I
Бывают сны, где ваше восприятие так остро и точно, что все земное перед этими сонными образами кажется вам недостаточно реальным. Спится ли вам кусочек земной поверхности, или пустой дом, или незнакомый человек, — все это в освещении сумрачном, косом, словно источник света неизменно стоит у вас за спиною, — и как недостижимо близки духу вашему видимые образы! Кажется, будто вы расколдовываете от обычного оцепенения все ваши чувства; глаз начинает по-настоящему видеть, ухо по-настоящему слышать. Грубых, мозолистых, нечувствительных прикосновений к вашим органам восприятия больше не существует. Все касается и отдается в мозг, как электрический укол. И самое странное из переживаемых вами во сне ощущений — это неизменное припоминание, будто вы здесь уже раньше неоднократно бывали.
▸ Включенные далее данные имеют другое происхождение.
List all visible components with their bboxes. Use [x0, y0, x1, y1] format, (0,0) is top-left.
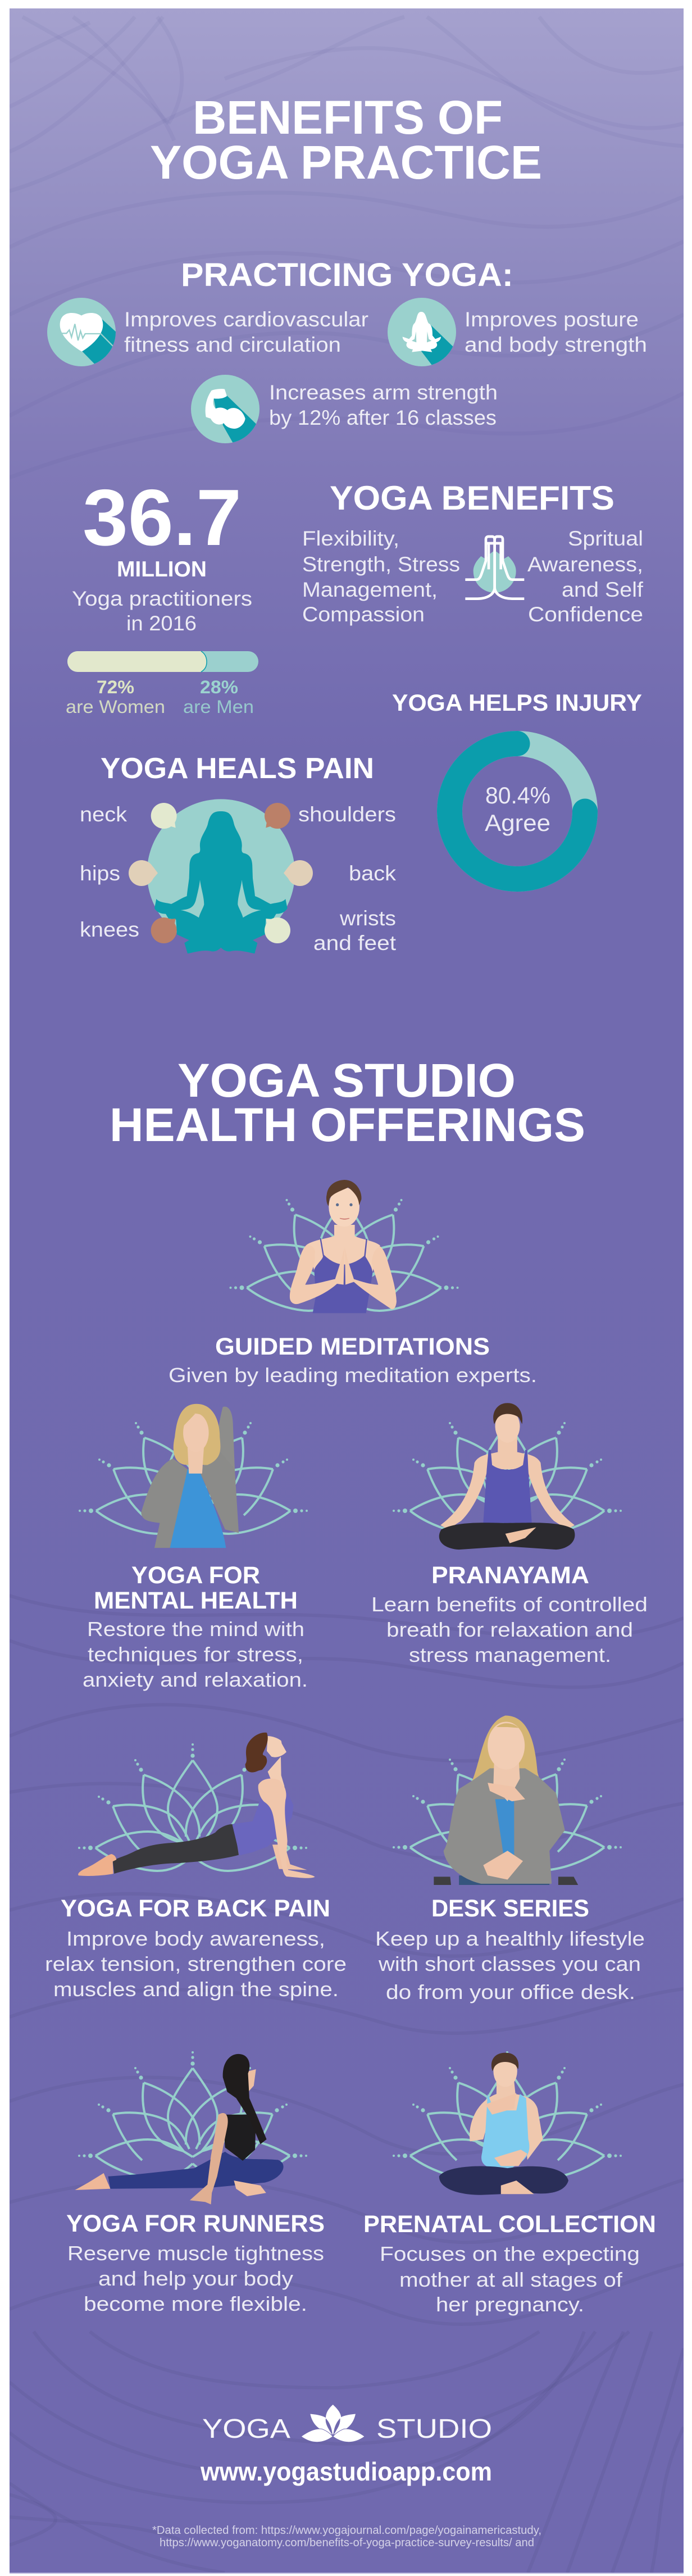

Очень красивой молодой женщине, Любови Адриановне Жемчужниковой, приснился под утро такой сон: ей снилось, будто она идет вдоль овражка, поросшего очень крупными лиловыми цветами на высоких обнаженных стебельках. Небо впереди освещено неподвижными полосами того света, источник которого прячется за нею и никогда не вступает в ноле зрения. Она идет босиком и чувствует под ногами бархатистую мягкость дорожки, словно кротовую шкурку. Особенно же приятно ей идти потому, что она не одна: рядом с нею идет человек, любимый ею больше всех людей на свете. В лицо его она не видит и даже не знает, каков он собой. Но все же она его знает и узнала бы среди миллиона других, подобно тому, как слепая собака признала бы своего хозяина. Иначе говоря, она его чувствует. Особенная, вяжущая сладость связывает все ее помыслы на одном: на том милом и единственном, кто шагает возле нее. Но, кроме сладости, есть и боль: дело в том, что они должны дойти вместе до придорожной липки, а там и разлучиться. Неведомые ей обязательства призывают его на неведомую службу. Она подчиняется этому без всякого бунта. Все, что исходит от него, для нее свято и неоспоримо. Но все же они должны разлучиться, и боль прикипает к горлу сладкими, неутолимыми, как жажда, слезами. Вот впереди показался пригорочек, а на нем и липка. Они дошли до него молча, и тот, кто шел рядом, взял ее за руку. Прикосновение было так блаженно, что сладкий трепет охватил ее всю.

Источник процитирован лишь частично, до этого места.